Eru Wun Thamir. Or Eru of the Thamir bloodline, as the humans here would have called him. Had they been alive.

Eru knelt down in the snow, his pale blue skin standing out against the dark fall of Grain whirling all around him. Crystals of ice jutted out from his back, merging into a formation reminiscent of cave stalactites.

From them, deeper blue light emanated, shining right through the Grain. It was through this light that the human corpses were visible. A dozen of them scattered across the top of the ritual cliff Eru had carved out long ago, when the Thamir clan head had declared they were to enter the Cyclic Rest.

The corpses were still fresh, many of them studded with sharp ice crystals that had led to their ends. They were men of these lands, Eru could tell from their tribal tattoos.

Of the Wraith clan, it would appear, judging by the skull tattoos imprinted on their shoulders.

Or was it the Wraith clan?

It was difficult to remember. Human lives were short, and they changed so quickly and so often. They named themselves this clan in one century, that clan in another. 

There was a time that Eru, ever the curious one, had crossed the divide of the Rift to build things for the humans and make merry with their drinks and foods. But that was long ago. Three hundred years ago, maybe longer than that.

When the grooves and wrinkles of time, even though they carved their lines on Jotnar faces far slower than they did on human faces, did not find purchase on Eru's skin. When he was hopeful.

Now, he was old. Reaching the twilight of his long existence, ready for his thinning blood and aching bones to return to the White Voice.

Eru was still hopeful. Just a little more realistic.

He no longer believed in teaching the humans the old ways, to connect with the world around them, to hear the White Voice and see where the land was sacred and where life was not to be tampered with. It was far too late for that.

The sacrilegious gods had implanted their tendrils of influence deep into the humans like Facestealers, ensuring that the humans would never again make peace with the Jotnar. 

Now, the humans, like the ones he had killed in front of him, attacked Jotnar on sight, sending the mightiest among them known as 'adventurers', believing them monstrosities of a nature that was unknown and to be feared, not known and revered.

Their goddess of war personally brought untold misery and slaughter to any Jotnar that remained below the Rift with the humans. 

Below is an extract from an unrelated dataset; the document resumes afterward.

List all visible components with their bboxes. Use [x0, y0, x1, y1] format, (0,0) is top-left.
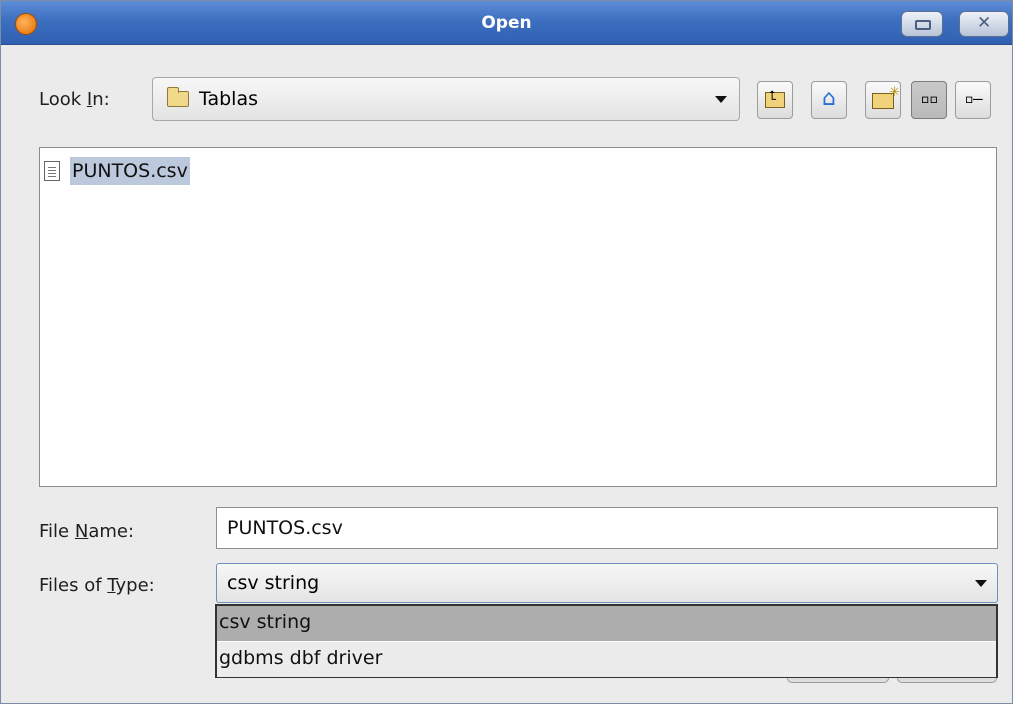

How many Jotnar had fallen to her chaos-laden greatsword? A hundred? Two hundred? Too many. 

Eru wondered how things had gone so wrong in the span of his single life.

Before him, when his father was the Thamir head, the White Voice began to fade, her guidance turning into whispers, then those whispers becoming ever the less frequent.

That was when gods began to drive the Jotnar out. When the war goddess began her slaughter. 

When Eru became the head, taking the Shard of Succession from his father, he dealt not with gods and men, but with the rise of the Draconids.

Mighty, fierce creatures that knew only blood and battle whose zealous drive stemmed from a beholding to what they believed was the White Voice, though Eru and the Jotnar knew well that their voice was no true will of the world.

But now, the Draconids were far too many and far too strong. The rise of that one, the one they called the Exile, the one that possessed himself a Shard of Succession, was far too much.

Eru's Shard was dimming.

Its power had been used far too many times, and unlike the Exile, he did not implant the Shard within himself, for doing so was heretical to Jotnar tradition. He wielded it as a weapon, implanted within a staff.

Thus, while Eru's shard lost its light over time, unable to recharge itself with a slumbering White Voice, the Exile only grew more and more strength, like a storm gaining snow and wind as its own body nourished and cultivated the Shard.

Perhaps the Draconids were the true successors of the White Voice. They did have a Shard, after all.

Perhaps not. The humans had stolen Shards as well, using them to fuel mighty weapons or structures.

The presence of a Shard alone necessitated nothing.

The only infallible truth was that the White Voice was gone, or if present, reduced to but the faintest of whispers.

And because the White Voice was gone, the Jotnar knew well: the world was dying.